English Place-name Society

Survey of English Place-Names

A county-by-county guide to the linguistic origins of England’s place-names – a project of the English Place-Name Society, founded 1923.


Major Settlement in the Parish of Billockby and Burgh St Margaret

Historical Forms

  • Bitlakebei (3x), Bithlakebei 1086 DB
  • Billokebi 1198 FF 1209 Ass
  • Billokesbi 1202 FF
  • Billocbi 1211 P
  • Bilakeby 1218,1219 FF 1237–51 Holme
  • Billokeby 1225,1226 Cur 1275 RH 1302 FA 1328 FF 1330 SR 1332 NoD 1332–3 NfD
  • Billokesby 1242 PR c.1260 Holme 1269,1286 Ass
  • Byllokeby 1257 Ass 1257 Cl
  • Billokby 1316 FA 1364 FF
  • Byllokby 1346,1428 FA
  • Billocby 1353 FF
  • Billokebye 1535 VE


We are dependent on the DB forms for arriving at an interpretation of this name in -. The assimilation tl > ll took place at an early date in the ME period (v. IPN 111). The first el. is obviously a pers.n. Schram in his PhD thesis of 1926 suggested *Bithlak “or the like which may represent an archaic type of Scandinavian name not otherwise evidenced” (Schram 1926: 111 f.).Such a pers.n. has not been recorded, nor does a Scand  name element *Bið - or *Bit - occur. Ekwall postulated a Scand  name of byname character, *Biðil -Áki , a combination of ON  biðill 'wooer' and the well-evidenced pers.n. ODan  Aki , OWScand  Áki , 'Áki the wooer' (DEPN). Such a name could quickly have been reduced to ME  Billok - after the development of OE ā to ME ō . Ekwall offers a neat solution, although uncertain (v.
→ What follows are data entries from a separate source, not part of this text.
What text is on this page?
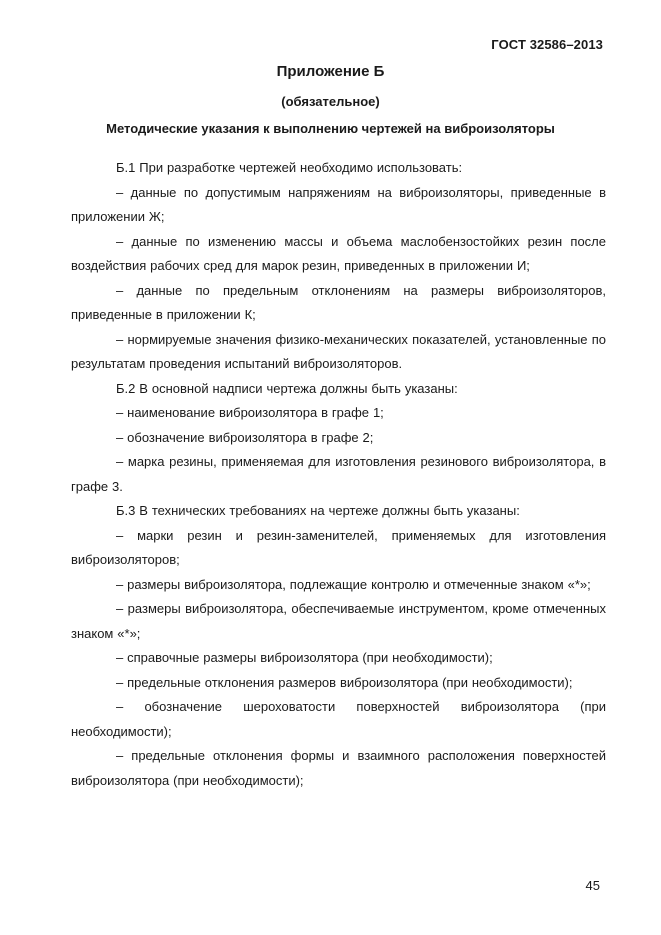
ГОСТ 32586–2013
Приложение Б
(обязательное)
Методические указания к выполнению чертежей на виброизоляторы

Б.1 При разработке чертежей необходимо использовать:

– данные по допустимым напряжениям на виброизоляторы, приведенные в приложении Ж;

– данные по изменению массы и объема маслобензостойких резин после воздействия рабочих сред для марок резин, приведенных в приложении И;

– данные по предельным отклонениям на размеры виброизоляторов, приведенные в приложении К;

– нормируемые значения физико-механических показателей, установленные по результатам проведения испытаний виброизоляторов.

Б.2 В основной надписи чертежа должны быть указаны:

– наименование виброизолятора в графе 1;

– обозначение виброизолятора в графе 2;

– марка резины, применяемая для изготовления резинового виброизолятора, в графе 3.

Б.3 В технических требованиях на чертеже должны быть указаны:

– марки резин и резин-заменителей, применяемых для изготовления виброизоляторов;

– размеры виброизолятора, подлежащие контролю и отмеченные знаком «*»;

– размеры виброизолятора, обеспечиваемые инструментом, кроме отмеченных знаком «*»;

– справочные размеры виброизолятора (при необходимости);

– предельные отклонения размеров виброизолятора (при необходимости);

– обозначение шероховатости поверхностей виброизолятора (при необходимости);

– предельные отклонения формы и взаимного расположения поверхностей виброизолятора (при необходимости);

45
Sandred 1988: 10 f. and Insley 94). Reaney 1953 (SMS 18: 86) draws attention to two OE  pers.ns. with the first el. Bīed -, which he thinks is formed from bēodan 'command' plus an i -suffix (Redin 60 f.), Bīedlufu and Bīedwīg . Since -lāc is a common second el. in OE  pers.ns., a name compound *Bīedlāc would seem to be a possibility, but the form is less plausible in the Anglian area. The church of All Saints is in ruins except for the chancel (Pevsner 89).